Today, let’s expand our finance knowledge and study what HF portfolio managers and IB traders ‘constantly’ look at: swaptions and the implied interest rate volatility. A swaption, as you may know, is an option to enter an IRS (interest rate swap) with a specified rate at no cost on a future date.
For those who are not familiar with swaps, let’s review quickly the structure of a ‘vanilla’ IRS.
An IRS is a bilateral agreement to swap a fixed rate of interest for a floating rate of interest. It is a derivative contracts (traded OTC) and it involves two counterparties (at least), the fixed receiver (receives a fix rate) and the fixed payer (floating rate). Unlike currency swaps, principal amounts are not exchange in an IRS ‘vanilla’ contract, and only the difference between the fixed and the floating rate is paid/received. In order to trade (hedging/speculating), you need four parameters: the date, the notional amount, fixed rate and the floating rate.
At the inception of the swap, the Net Present Value or the sum of expected PnL should add up to zero. If you type IRS on Bloomberg, you get to the swap manager page that you can see below.
This contract is a 5-year IRS contract, 10Mio USD nominal between Leg 1 ‘Receiver’ and Leg 2 ‘Payer’. Therefore, with a fixed coupon of 1.796627% and October 10th as the effective date (date when interest begins to accrue, the first fixed payment will occur 6 months after that date (on April 10 2014) totalling an amount of 89,831.35 USD.
Fixed rate payment = Fixed rate * (Nb Days / 360 basis) * Notional
Nb of Days = 180, therefore Fixed Payment rate = 89,831.35 USD
On the other side, floating payments will occur every quarter, using the 3-month LIBOR as a benchmark (USD0003M Index). With a 3-month LIBOR trading at 0.23110% at the moment, the first floating-rate payment will occur on January 12 2014 (94 days) totalling an amount of 6,034.28 USD (same computation as the Fixed –rate payment replacing Fixed rate by floating rate). On page 9 (Cashflow, see appendix), you will see all the future payment details.
As all the future payment of Leg 1(Fixed Receiver) will rely on the evolution of the forward LIBOR curve, the swap valuation changes over time and therefore existing swaps become off-market swaps.

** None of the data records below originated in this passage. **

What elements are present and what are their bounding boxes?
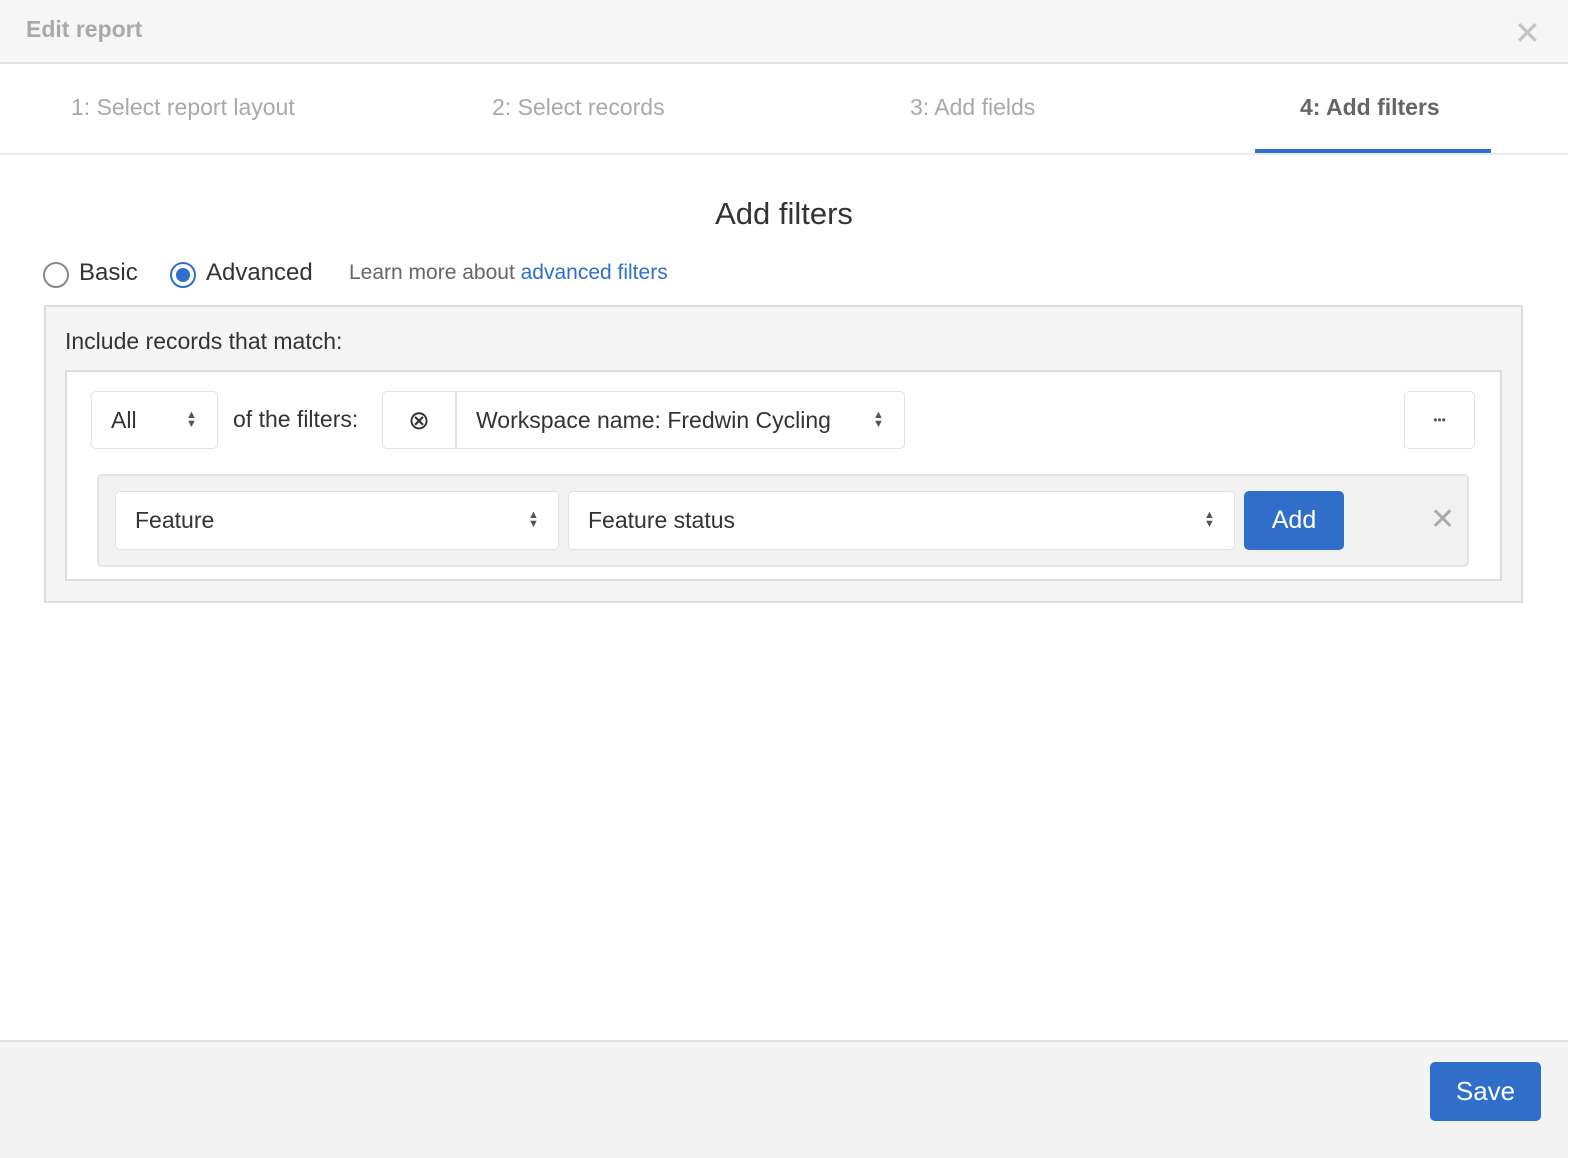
tab-select-report-layout[interactable]: 1: Select report layout [71,94,295,121]
page-title: Add filters [715,196,853,231]
learn-more-text: Learn more about advanced filters [349,261,668,285]
record-type-select[interactable]: Feature ▲ ▼ [115,491,559,550]
modal-header [0,0,1568,64]
wizard-tabs: 1: Select report layout 2: Select record… [0,64,1568,155]
modal-title: Edit report [26,16,143,42]
sort-arrows-icon: ▲ ▼ [528,509,539,530]
sort-arrows-icon: ▲ ▼ [873,409,884,430]
match-select[interactable]: All ▲ ▼ [91,391,218,449]
of-filters-label: of the filters: [233,406,359,432]
add-filter-button[interactable]: Add [1244,491,1344,550]
learn-more-prefix: Learn more about [349,261,521,284]
existing-filter[interactable]: ⊗ Workspace name: Fredwin Cycling ▲ ▼ [382,391,905,449]
save-button[interactable]: Save [1430,1062,1541,1121]
advanced-label[interactable]: Advanced [206,259,313,287]
advanced-filters-link[interactable]: advanced filters [521,261,668,284]
existing-filter-value: Workspace name: Fredwin Cycling [476,406,831,433]
match-select-value: All [111,406,137,433]
field-value: Feature status [588,507,736,533]
tab-select-records[interactable]: 2: Select records [492,94,665,121]
active-tab-indicator [1255,149,1491,153]
remove-filter-icon[interactable]: ⊗ [383,392,457,448]
sort-arrows-icon: ▲ ▼ [186,409,197,430]
basic-radio[interactable] [43,262,69,288]
more-options-button[interactable]: ••• [1404,391,1475,449]
sort-arrows-icon: ▲ ▼ [1204,509,1215,530]
modal-footer [0,1040,1568,1158]
field-select[interactable]: Feature status ▲ ▼ [568,491,1235,550]
advanced-radio[interactable] [170,262,196,288]
basic-label[interactable]: Basic [79,259,138,287]
record-type-value: Feature [135,507,215,533]
tab-add-fields[interactable]: 3: Add fields [910,94,1035,121]
remove-row-icon[interactable]: ✕ [1430,502,1455,537]
tab-add-filters[interactable]: 4: Add filters [1300,94,1440,121]
include-label: Include records that match: [65,328,343,354]
close-icon[interactable]: ✕ [1514,14,1541,52]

For the curious ones, you can easily find the math equation on Internet, but the important thing to remember is that the payer (Leg 2) will start to lose money if interest rate started to fall unexpectedly.
Here we are now, back to swaptions and the 1Y10Y implied volatility that I like to watch quite a bit. There are two kinds of swaptions, a payer swaption (option to pay fixed-rate, eq. to call option with PnL rising if rates are rising) and a receiver swaption (option to receive fixed-rate, eq. to a put option with PnL rising if rates are falling). If you buy a 1Y10Y 2% receiver swaption, it basically means that you have the right to receive a 2-percent rate on a 10 year basis starting in 1 year. Therefore, as we use the VIX in order to measure the market expectations of near-term volatility in the US stock market (S&P500), we use the 1Y10Y to ‘measure the temperature’ of the interest rate market. Quants use generally the Black’s model, a derived version of the Black and Scholes model (used for calls and puts), as a standard way of quoting prices on swaptions (two other methods of stochastic interpolation to model LIBOR forward rates are CEV and SABR.
If we have a look at 1Y10Y JPY implied volatility back in April/May 2013, we saw a surge in JPY volatility after the BoJ announced its QE plan which consists in doubling its monetary base within the next 2 fiscal years. As you can see it on the graph below, when the IR volatility (white/blue line) rose more than 60% in May, the ten-year JGB yield doubled and touched 1% (May 29th), while Japanese stocks dropped 7% the same day with a USDJPY down 3 figures.
Investors are still concerned about the volatility of the bond market which would force domestic financial institutions to reduce their JGB holdings. As a reminder, more than 90% of the Japanese government debt is hold by domestic ‘investors’, and 95% of this amount is held by institutional investors (GPIF, Japan Post Bank.. and of course the BoJ). Domestic banks and small/midsize financial institutions account for more or less 29% now, and still remember the ‘VaR shock’ of summer 2003 when 10 JGB yield tripled from 0.5% to 1.6% in June.
According to a study done by JP Morgan [a little while ago], a rise in the ‘JGB volatility’ increasing interest rate by 100bps would cause a loss of 10Tr Yen for Japanese banks. Therefore, if you are holding a LT position on USDJPY or any other asset (bonds, equities), you should pay close attention to the forward curve and the 1Y10Y implied volatility I just presented you.